Deep neural networks remain vulnerable to adversarial examples despite advances in architectures and training paradigms. We investigate how training data characteristics affect adversarial robustness across 36 state-of-the-art vision models spanning supervised, self-supervised, and contrastive learning approaches, trained on datasets from 1.2M to 22B images. Models were evaluated under six black-box attack categories: random perturbations, two types of geometric masks, COCO object manipulations, ImageNet-C corruptions, and ImageNet-R style shifts. Robustness follows a logarithmic scaling law with both data volume and model size: a tenfold increase in data reduces attack success rate (ASR) on average by ~3.2%, whereas a tenfold increase in model size reduces ASR on average by ~13.4%. Notably, some self-supervised models trained on curated datasets, such as DINOv2, outperform others trained on much larger but less curated datasets, challenging the assumption that scale alone drives robustness. Adversarial fine-tuning of ResNet50s improves generalization across structural variations but not across color distributions.
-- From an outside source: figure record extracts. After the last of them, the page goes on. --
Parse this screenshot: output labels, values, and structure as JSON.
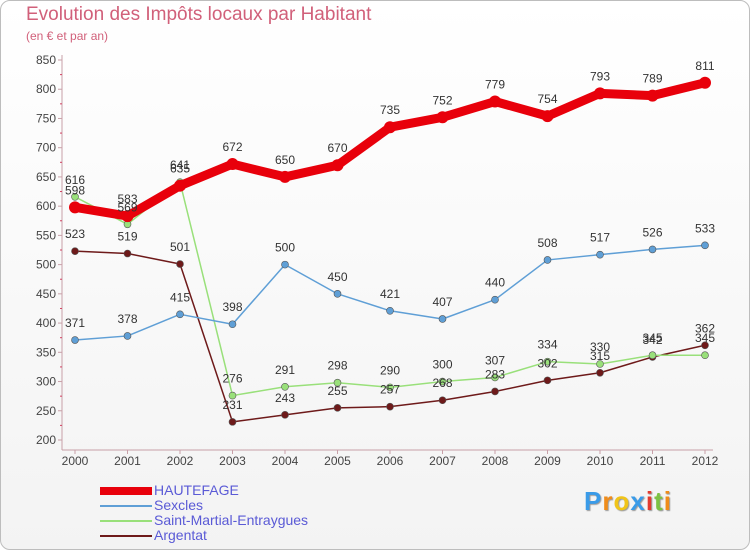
{
  "title": "Evolution des Impôts locaux par Habitant",
  "subtitle": "(en € et par an)",
  "logo": {
    "letters": [
      "P",
      "r",
      "o",
      "x",
      "i",
      "t",
      "i"
    ],
    "colors": [
      "#3a9be8",
      "#f08c1a",
      "#f0c419",
      "#3a9be8",
      "#e33a2e",
      "#7cc242",
      "#f08c1a"
    ]
  },
  "chart_data": {
    "type": "line",
    "title": "Evolution des Impôts locaux par Habitant",
    "subtitle": "(en € et par an)",
    "x": [
      "2000",
      "2001",
      "2002",
      "2003",
      "2004",
      "2005",
      "2006",
      "2007",
      "2008",
      "2009",
      "2010",
      "2011",
      "2012"
    ],
    "yticks": [
      "200",
      "250",
      "300",
      "350",
      "400",
      "450",
      "500",
      "550",
      "600",
      "650",
      "700",
      "750",
      "800",
      "850"
    ],
    "ylim": [
      200,
      850
    ],
    "grid": false,
    "legend_position": "bottom-left",
    "series": [
      {
        "name": "HAUTEFAGE",
        "color": "#e8000b",
        "values": [
          598,
          583,
          635,
          672,
          650,
          670,
          735,
          752,
          779,
          754,
          793,
          789,
          811
        ]
      },
      {
        "name": "Sexcles",
        "color": "#5f9fd6",
        "values": [
          371,
          378,
          415,
          398,
          500,
          450,
          421,
          407,
          440,
          508,
          517,
          526,
          533
        ]
      },
      {
        "name": "Saint-Martial-Entraygues",
        "color": "#99e07a",
        "values": [
          616,
          569,
          641,
          276,
          291,
          298,
          290,
          300,
          307,
          334,
          330,
          345,
          345
        ]
      },
      {
        "name": "Argentat",
        "color": "#6e1a1a",
        "values": [
          523,
          519,
          501,
          231,
          243,
          255,
          257,
          268,
          283,
          302,
          315,
          342,
          362
        ]
      }
    ]
  }
}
Human evaluation reveals persistent gaps between human and machine vision. These results show that while scaling improves robustness, data quality, architecture, and training objectives play a more decisive role than raw scale in achieving broad-spectrum adversarial resilience.
Key Contributions
- Establishes logarithmic scaling laws for adversarial robustness: 10x more training data reduces ASR by ~3.2%, while 10x more model parameters reduces ASR by ~13.4%
- Demonstrates that data curation quality supersedes raw data volume for adversarial robustness, with curated self-supervised models (e.g., DINOv2) outperforming models trained on orders-of-magnitude larger uncurated datasets
- Shows adversarial fine-tuning improves robustness to structural/geometric variations but fails to generalize across color distribution shifts, and documents persistent human-machine perception gaps
🛡️ Threat Analysis
Paper evaluates models under six black-box adversarial attack categories (geometric masks, corruptions, style shifts, object manipulations) and studies adversarial fine-tuning as a defense — directly addressing input manipulation attacks and robustness at inference time.